Le projet de loi de finances rectificative que nous sommes appelés à examiner cet après-midi est semblable en de nombreux points aux collectifs budgétaires de fin d'année des années précédentes. Il ne vise pas, comme celui que nous avons adopté en juillet dernier, à répondre à un changement de conjoncture, ou, comme celui voté en juillet 2017, à réorienter la politique économique après un changement de majorité, mais bien plus à régulariser les crédits ouverts en fonction de prévisions plus proches de l'exécution réelle.
Comme toute entreprise, l'État adapte son budget à la trajectoire réelle des dépenses. C'est une exigence de sincérité. Des annulations de crédits de la mission "Engagements financiers de l'État, " à hauteur de 2 milliards d'euros en raison d'une sinistralité nettement plus faible qu'anticipé sur les PGE, ou de la mission "Recherche et enseignement supérieur" répondent à ce besoin.
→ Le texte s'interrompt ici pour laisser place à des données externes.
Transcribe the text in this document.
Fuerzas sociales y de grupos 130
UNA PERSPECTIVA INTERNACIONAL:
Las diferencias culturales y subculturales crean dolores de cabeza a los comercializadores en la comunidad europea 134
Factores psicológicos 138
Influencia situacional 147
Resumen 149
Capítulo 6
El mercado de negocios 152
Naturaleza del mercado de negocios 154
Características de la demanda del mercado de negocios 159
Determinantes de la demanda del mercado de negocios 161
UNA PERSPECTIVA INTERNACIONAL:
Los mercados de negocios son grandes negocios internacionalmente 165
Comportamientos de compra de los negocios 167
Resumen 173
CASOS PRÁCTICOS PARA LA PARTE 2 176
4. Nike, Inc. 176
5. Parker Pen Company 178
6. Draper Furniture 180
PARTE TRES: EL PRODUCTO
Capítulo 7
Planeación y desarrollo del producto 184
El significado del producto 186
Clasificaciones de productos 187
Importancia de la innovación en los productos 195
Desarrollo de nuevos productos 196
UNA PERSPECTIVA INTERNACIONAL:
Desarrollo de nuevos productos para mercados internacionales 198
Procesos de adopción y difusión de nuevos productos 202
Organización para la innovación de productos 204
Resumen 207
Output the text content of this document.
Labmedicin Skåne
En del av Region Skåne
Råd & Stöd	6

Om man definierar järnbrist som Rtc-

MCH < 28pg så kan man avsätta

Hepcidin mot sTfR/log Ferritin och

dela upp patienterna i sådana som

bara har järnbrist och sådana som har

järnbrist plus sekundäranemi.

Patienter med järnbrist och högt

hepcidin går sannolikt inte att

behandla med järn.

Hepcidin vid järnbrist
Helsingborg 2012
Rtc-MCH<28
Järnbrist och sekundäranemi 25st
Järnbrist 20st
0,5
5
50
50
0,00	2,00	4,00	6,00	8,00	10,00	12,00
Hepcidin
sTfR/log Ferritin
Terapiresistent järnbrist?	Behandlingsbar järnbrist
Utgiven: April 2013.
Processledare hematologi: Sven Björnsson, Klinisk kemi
Nous avons adopté l'an dernier l'excellente proposition de loi organique de Laurent Saint-Martin et Éric Woerth ; dans le cadre de l'examen de cette proposition, nous étions quasiment tous tombés d'accord sur le constat que ces lois de finances rectificatives de fin d'année étaient différentes des autres collectifs budgétaires et que, partant, il fallait les examiner différemment.
Plus encore, comme le relevait la mission d'information relative à la mise en œuvre de la loi organique relative aux lois de finances (Milolf), l'examen des collectifs budgétaires de fin d'année était souvent dévoyé. Il l'était d'abord par le Gouvernement, qui profitait souvent de cette occasion pour insérer des dispositions de nature fiscale sans impact sur l'année en cours, alors que ces mesures auraient dû figurer dans le projet de loi de finances initiale examiné au même moment par le Parlement. Il était aussi dévoyé par les parlementaires, qui en profitaient souvent pour rejouer le match et déposer de nombreux amendements de nature fiscale déjà discutés quelques semaines auparavant lors de l'examen du PLF.
Pour éviter ces dévoiements, la loi organique du 28 décembre 2021 relative à la modernisation de la gestion des finances publiques, dite Woerth Saint-Martin, a instauré une loi de finances de fin de gestion, loi de finances spécifique à ces collectifs budgétaires de fin d'année et différente des lois de finances rectificatives classiques. Le champ de cette loi de finances de fin de gestion est restreint : il exclut ainsi toute disposition relative aux ressources fiscales, sauf affectation de recettes pour l'année en cours, et il limite les mesures relatives aux crédits budgétaires à l'année en cours. Cet encadrement est logique puisque le Parlement examine la loi de finances initiale au même moment – le PLF pour 2023 sera ainsi discuté la semaine prochaine en séance publique au Sénat.
Bien que le collectif budgétaire que nous examinons en cette fin d'année soit le dernier à ne pas être soumis à ces nouvelles règles, le texte du Gouvernement semble déjà s'inscrire, comme du reste l'an dernier et en 2019, dans le futur cadre organique. Il me semble, chers collègues, que nous devrions dès maintenant essayer, nous aussi, de nous astreindre à respecter ces nouvelles normes.
Le groupe Démocrate (MODEM et indépendants) ne votera pas les amendements identiques à celui qu'avait déposé M. Jean-Paul Mattei sur les superdividendes lors de l'examen du PLF, même si nous sommes toujours persuadés que la mesure est juste et nécessaire – juste parce qu'elle taxerait mieux les distributions exceptionnelles de dividendes résultant de profits exceptionnels, et nécessaire parce qu'elle encouragerait l'investissement et un meilleur partage de la valeur au sein des entreprises.
Ces amendements prévoyant toutefois de taxer les superdividendes distribués en 2023 et 2024, il n'y aurait aucun sens à insérer ces dispositions dans un projet de loi de finances rectificative pour 2022. L'amendement de M. Mattei doit continuer de cheminer dans la navette du PLF, notamment pour améliorer son champ en adaptant le périmètre des entreprises concernées ou en traitant de la question des holdings.
À la suite du ministre délégué et du rapporteur général, j'appelle l'attention sur les deux chèques énergie exceptionnels prévus par l'article 9 du présent texte. Ceux-ci seront distribués dans les prochaines semaines pour aider nos concitoyens à affronter la hausse des prix de l'énergie – qu'il s'agisse de gaz, d'électricité, de fioul ou de pellets de bois. Dès décembre, 40 % des ménages bénéficieront ainsi de 100 euros ou plus d'aide de l'État. Voilà ce à quoi doit servir une loi de finances de fin de gestion : à faire face en 2022 aux besoins de 2022 et à rien d'autre. Notre groupe votera en faveur de ce texte.